Assise au milieu d’une salle de classe, dans le brouhaha qui précède l’heure de cours qui va bientôt démarrer, Emi plaisante avec deux copines. Elle a un visage aux traits particulièrement délicats, encadré d’une paire de lunettes à la monture fine. Vêtue d’un polo d’uniforme, elle ne se distingue pas des autres élèves. Elle fait très jeune, plus que son âge sans doute. A la voir ainsi sourire on peine à imaginer la violence du parcours qui l’a amenée jusqu’ici.
Dans ce centre de formation professionnelle tenu par une paroisse de Douala, étudient de nombreux élèves venus apprendre les métiers de la puériculture, de la restauration, de la gestion ou encore de la bureautique.

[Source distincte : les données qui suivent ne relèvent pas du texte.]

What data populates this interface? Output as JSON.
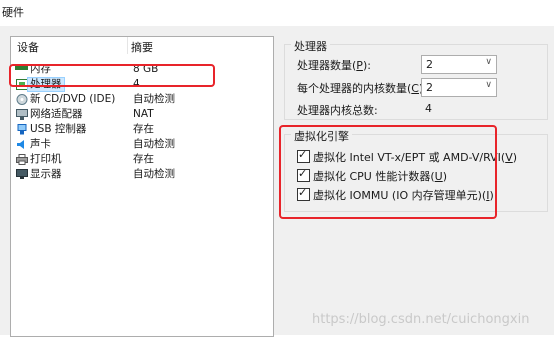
{
  "window": {
    "title": "硬件"
  },
  "devices": {
    "header": {
      "col_device": "设备",
      "col_summary": "摘要"
    },
    "items": [
      {
        "icon": "memory-icon",
        "name": "内存",
        "summary": "8 GB"
      },
      {
        "icon": "processor-icon",
        "name": "处理器",
        "summary": "4"
      },
      {
        "icon": "cd-dvd-icon",
        "name": "新 CD/DVD (IDE)",
        "summary": "自动检测"
      },
      {
        "icon": "network-adapter-icon",
        "name": "网络适配器",
        "summary": "NAT"
      },
      {
        "icon": "usb-icon",
        "name": "USB 控制器",
        "summary": "存在"
      },
      {
        "icon": "sound-card-icon",
        "name": "声卡",
        "summary": "自动检测"
      },
      {
        "icon": "printer-icon",
        "name": "打印机",
        "summary": "存在"
      },
      {
        "icon": "display-icon",
        "name": "显示器",
        "summary": "自动检测"
      }
    ],
    "selected": "处理器"
  },
  "processor_group": {
    "legend": "处理器",
    "num_processors": {
      "label_pre": "处理器数量(",
      "key": "P",
      "label_post": "):",
      "value": "2"
    },
    "cores_per_processor": {
      "label_pre": "每个处理器的内核数量(",
      "key": "C",
      "label_post": "):",
      "value": "2"
    },
    "total_cores": {
      "label": "处理器内核总数:",
      "value": "4"
    }
  },
  "virtualization_group": {
    "legend": "虚拟化引擎",
    "options": [
      {
        "label_pre": "虚拟化 Intel VT-x/EPT 或 AMD-V/RVI(",
        "key": "V",
        "label_post": ")",
        "checked": true
      },
      {
        "label_pre": "虚拟化 CPU 性能计数器(",
        "key": "U",
        "label_post": ")",
        "checked": true
      },
      {
        "label_pre": "虚拟化 IOMMU (IO 内存管理单元)(",
        "key": "I",
        "label_post": ")",
        "checked": true
      }
    ]
  },
  "watermark": "https://blog.csdn.net/cuichongxin",
  "colors": {
    "highlight": "#e8242a",
    "selection": "#cce8ff"
  }
}
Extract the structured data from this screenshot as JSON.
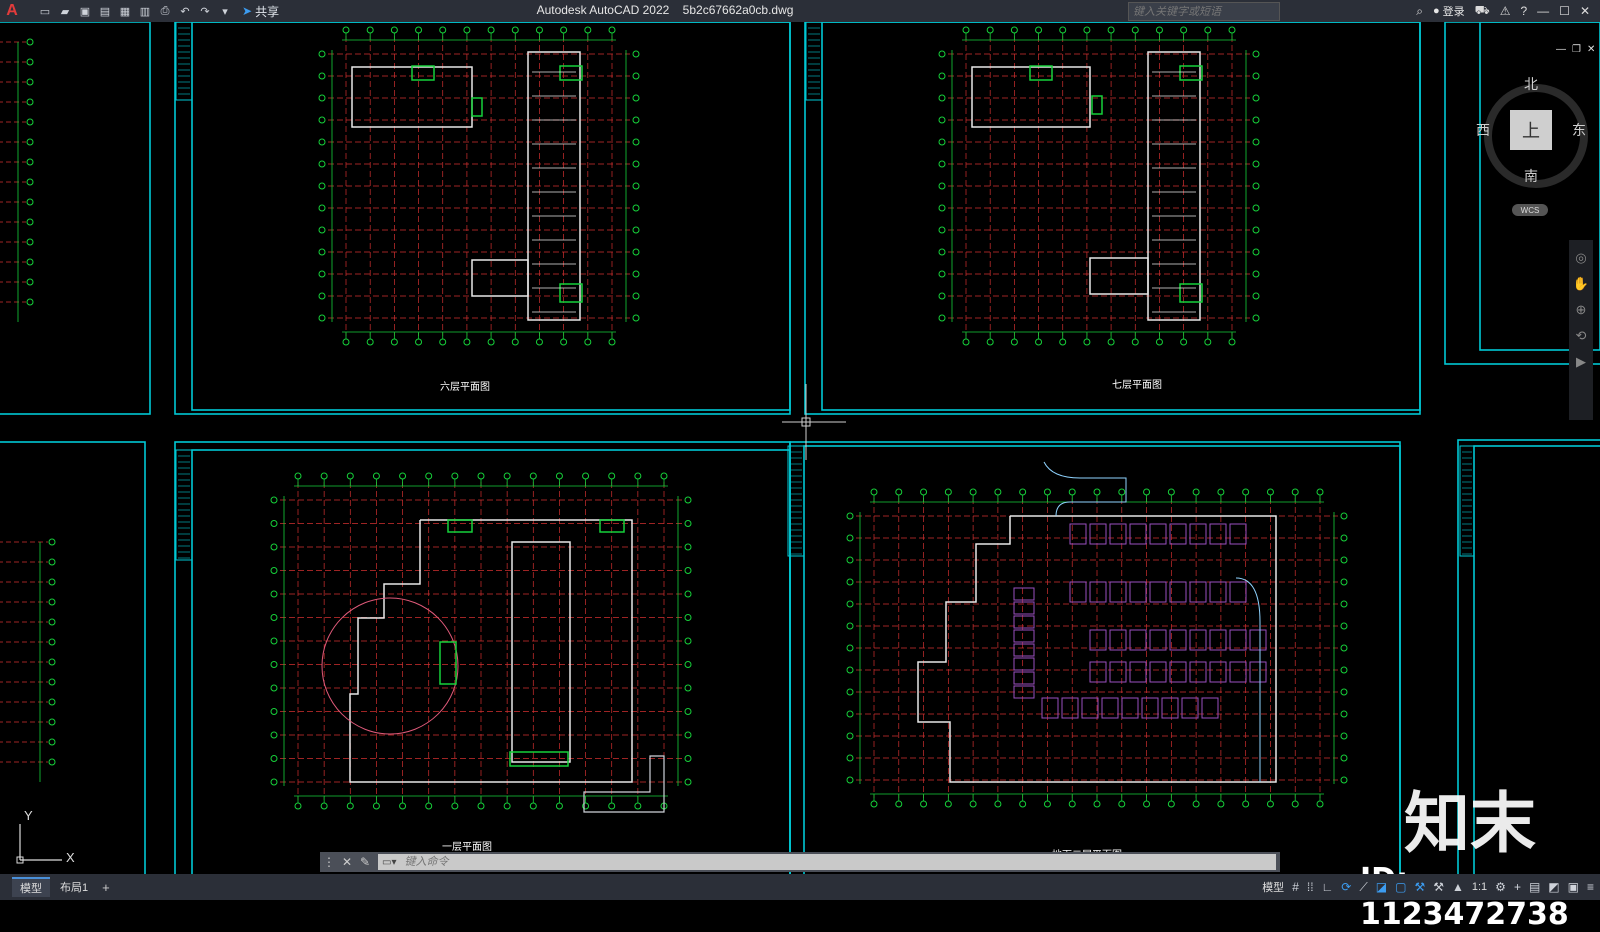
{
  "app": {
    "logo": "A",
    "title": "Autodesk AutoCAD 2022",
    "filename": "5b2c67662a0cb.dwg",
    "share_label": "共享",
    "search_placeholder": "键入关键字或短语",
    "login_label": "登录"
  },
  "quick_access": [
    "new-icon",
    "open-icon",
    "save-icon",
    "saveas-icon",
    "plot-preview-icon",
    "publish-icon",
    "print-icon",
    "undo-icon",
    "redo-icon",
    "customize-icon"
  ],
  "viewcube": {
    "north": "北",
    "south": "南",
    "west": "西",
    "east": "东",
    "face": "上",
    "wcs": "WCS"
  },
  "plans": {
    "p6": "六层平面图",
    "p7": "七层平面图",
    "p1": "一层平面图",
    "b2": "地下二层平面图"
  },
  "ucs": {
    "y": "Y",
    "x": "X"
  },
  "command": {
    "placeholder": "键入命令"
  },
  "layout_tabs": [
    "模型",
    "布局1"
  ],
  "status": {
    "model_label": "模型",
    "scale": "1:1"
  },
  "watermark": {
    "logo": "知末",
    "id": "ID: 1123472738"
  },
  "colors": {
    "cyan_frame": "#00c8d4",
    "grid_red": "#d23030",
    "grid_green": "#16d13a",
    "wall": "#e8e8e8",
    "purple_parking": "#9a4fbf"
  }
}
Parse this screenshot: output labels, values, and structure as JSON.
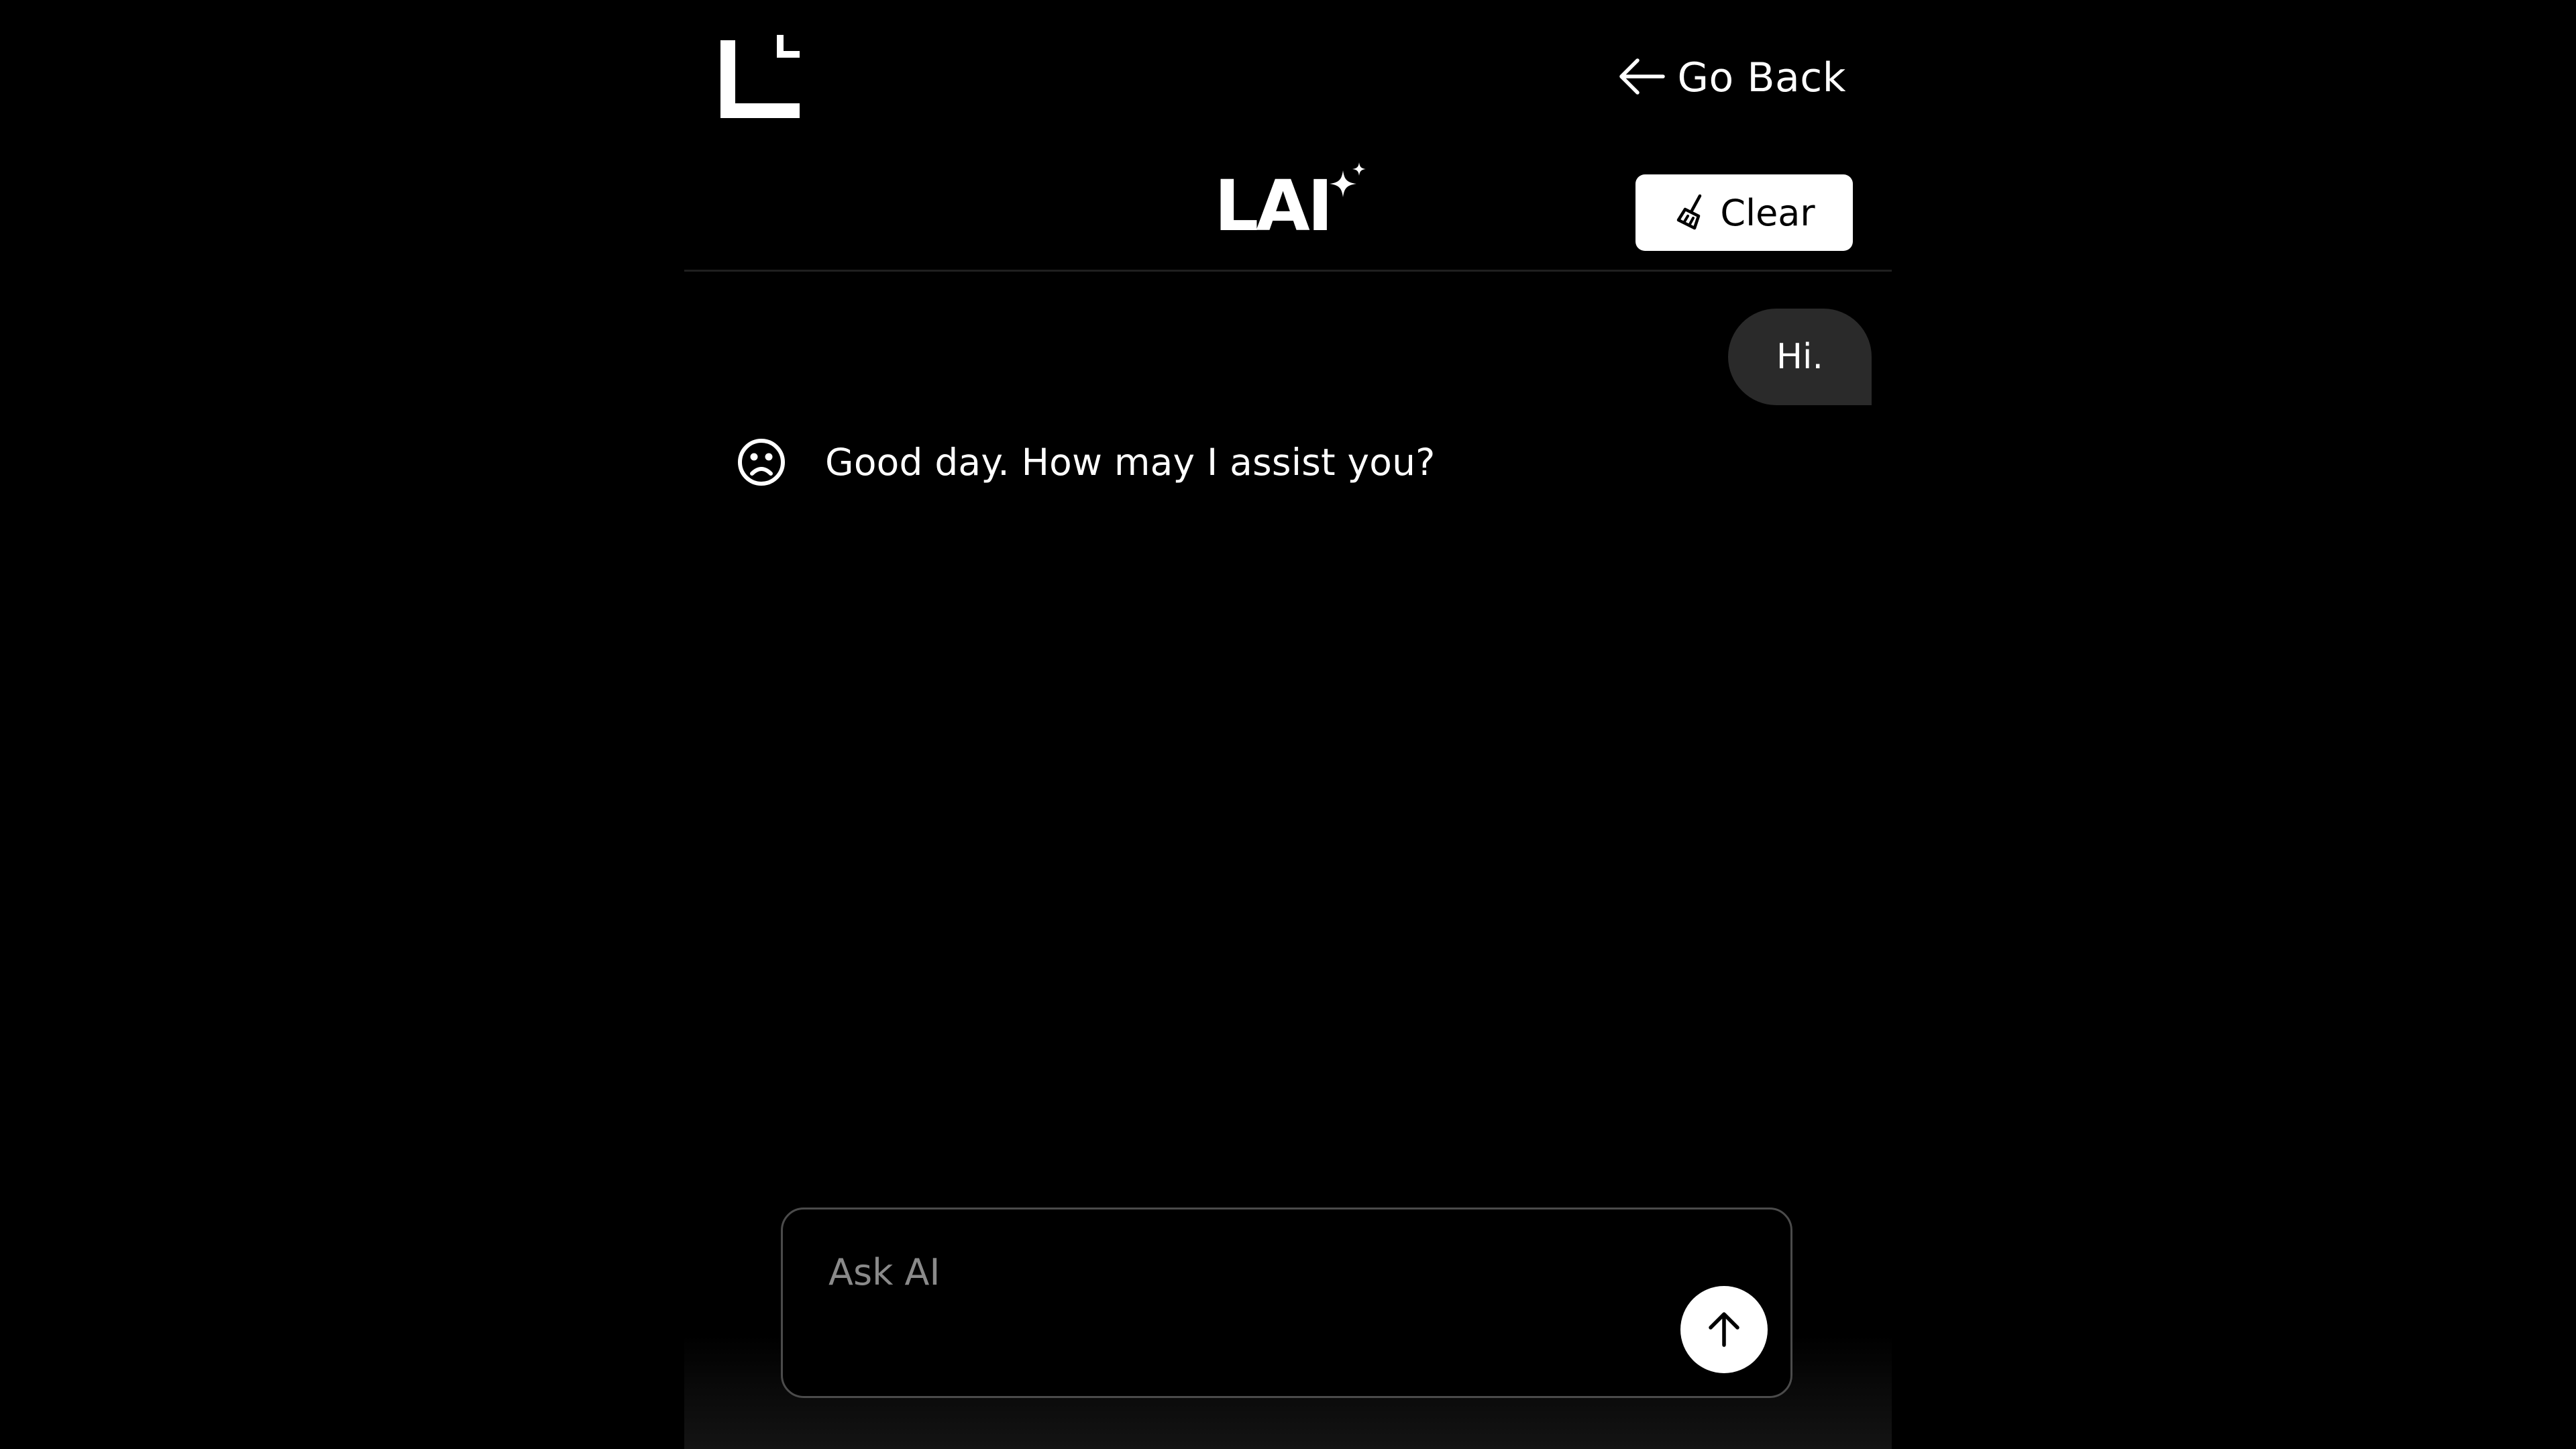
{
  "header": {
    "go_back_label": "Go Back",
    "brand_name": "LAI",
    "clear_label": "Clear"
  },
  "icons": {
    "logo": "corner-l-logo",
    "go_back": "arrow-left-icon",
    "brand_decoration": "sparkle-icon",
    "clear": "broom-icon",
    "assistant_avatar": "frown-face-icon",
    "send": "arrow-up-icon"
  },
  "chat": {
    "messages": [
      {
        "role": "user",
        "text": "Hi."
      },
      {
        "role": "assistant",
        "text": "Good day. How may I assist you?"
      }
    ]
  },
  "composer": {
    "placeholder": "Ask AI",
    "value": ""
  },
  "colors": {
    "background": "#000000",
    "text": "#ffffff",
    "user_bubble": "#2a2a2a",
    "composer_border": "#4b4b4b",
    "placeholder": "#8a8a8a",
    "button_bg": "#ffffff"
  }
}
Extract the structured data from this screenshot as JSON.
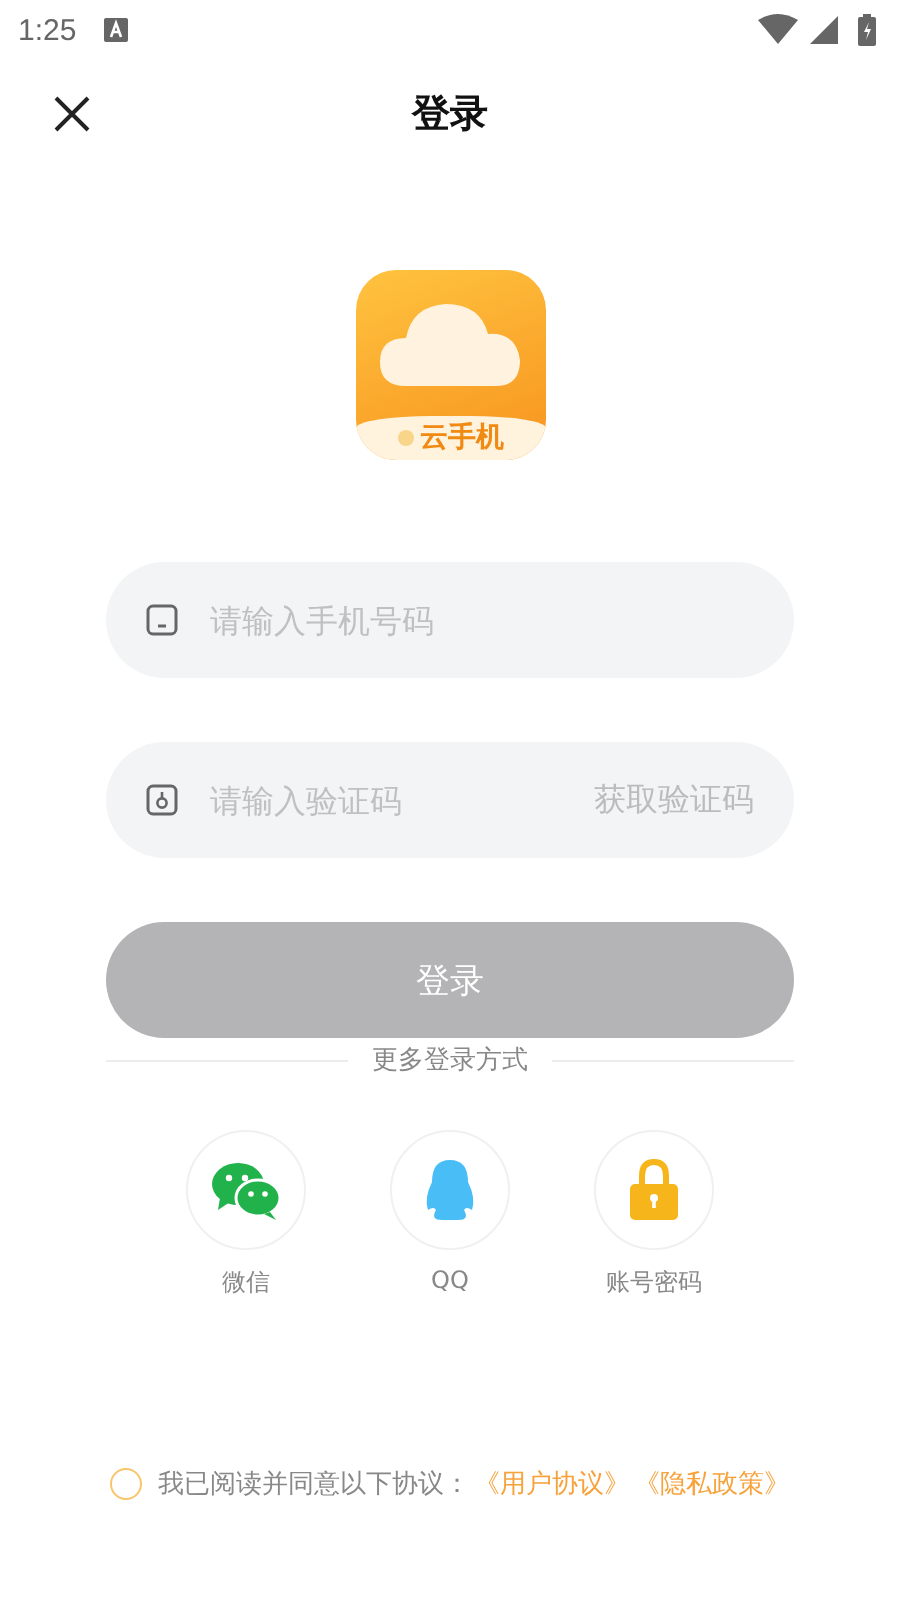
{
  "status_bar": {
    "time": "1:25"
  },
  "header": {
    "title": "登录"
  },
  "logo": {
    "caption": "云手机"
  },
  "phone_field": {
    "placeholder": "请输入手机号码"
  },
  "code_field": {
    "placeholder": "请输入验证码",
    "action": "获取验证码"
  },
  "login_button": {
    "label": "登录",
    "disabled": true
  },
  "more_methods": {
    "label": "更多登录方式"
  },
  "methods": [
    {
      "kind": "wechat",
      "label": "微信"
    },
    {
      "kind": "qq",
      "label": "QQ"
    },
    {
      "kind": "password",
      "label": "账号密码"
    }
  ],
  "agreement": {
    "checked": false,
    "text": "我已阅读并同意以下协议：",
    "links": [
      "《用户协议》",
      "《隐私政策》"
    ]
  }
}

Parmi eux depuis peu : 14 jeunes filles venues des régions du Nord-Ouest et du Sud-Ouest, en proie à des violences qui opposent l’armée et des groupes séparatistes. Dans la capitale économique du Cameroun, ils seraient environ 80.000 selon l’Organisation Internationale pour les Migrations à avoir trouvé refuge. Dans le jargon humanitaire, on les appelle « personnes déplacées internes » ou encore « PDI », une étiquette que n’aime pas beaucoup Emi.
« Ce n’était pas vraiment facile »
Agée de 23 ans aujourd’hui, les violences qui ont éclaté autour de son village l’ont contrainte dès 2018 à chercher refuge loin de la maison de son père. Lorsqu’elle évoque son itinéraire, son sourire disparaît, ses yeux fixent un point imaginaire, et le ton de sa voix devient monocorde. Son récit est ponctué d’un petit commentaire, qu’elle répète régulièrement : « ce n’était pas vraiment facile ».
Le viol que lui a fait subir « un ami de la famille » chez qui elle avait trouvé refuge à donné naissance à un enfant aujourd’hui âgé de 3 ans, et que les proches de son bourreau sont venus lui arracher des bras : « la mère de cet homme est venue et m’a enlevé mon petit garçon, c’est comme cela que je me suis engagée chez les Ambazoniens » comme on appelle parfois le mouvement séparatiste.
Guidée par sa souffrance et son désespoir, Emi décide d’apprendre à se battre pour se défendre. Elle n’épouse pas les idées du mouvement rebelle et ne combattra jamais, mais espère pouvoir y trouver la force d’aller récupérer elle-même son enfant, sans imaginer dans quelles conditions d’extrême violence va se retrouver.
« Je pleurais du matin au soir. Et je me suis dit : +tu ne changeras pas ta situation avec des larmes+, alors j’ai rejoint les Ambazoniens pour me venger de ce qui m’était arrivé. Ce n’était pas pour combattre. Quand je suis arrivé là-bas ils m’ont tout appris, mais très vite j’ai réalisé que ça n’avait aucun sens. Et puis un soir, l’armée a attaqué le camp, alors que pour une fois je n’y dormais pas », explique t-elle sans plus de détails.
Elle prend la décision d’abandonner son projet et de gagner Douala où elle sera un temps exploité par une famille peu scrupuleuse, avant de rencontrer Sœur Carole, du Jesuit Refugee Service (JRS), qui lui offre un toit et une communauté pour se reconstruire. En quelques années, c’est toute son existence qui a été ébranlée. De traumatismes en traumatismes, Emi sait qu’il lui faudra du temps, peut être beaucoup, pour retrouver la sérénité : « Je sais que dans la vie tout le monde vit des épreuves. Mais je suis trop jeune pour avoir vécu tout cela ».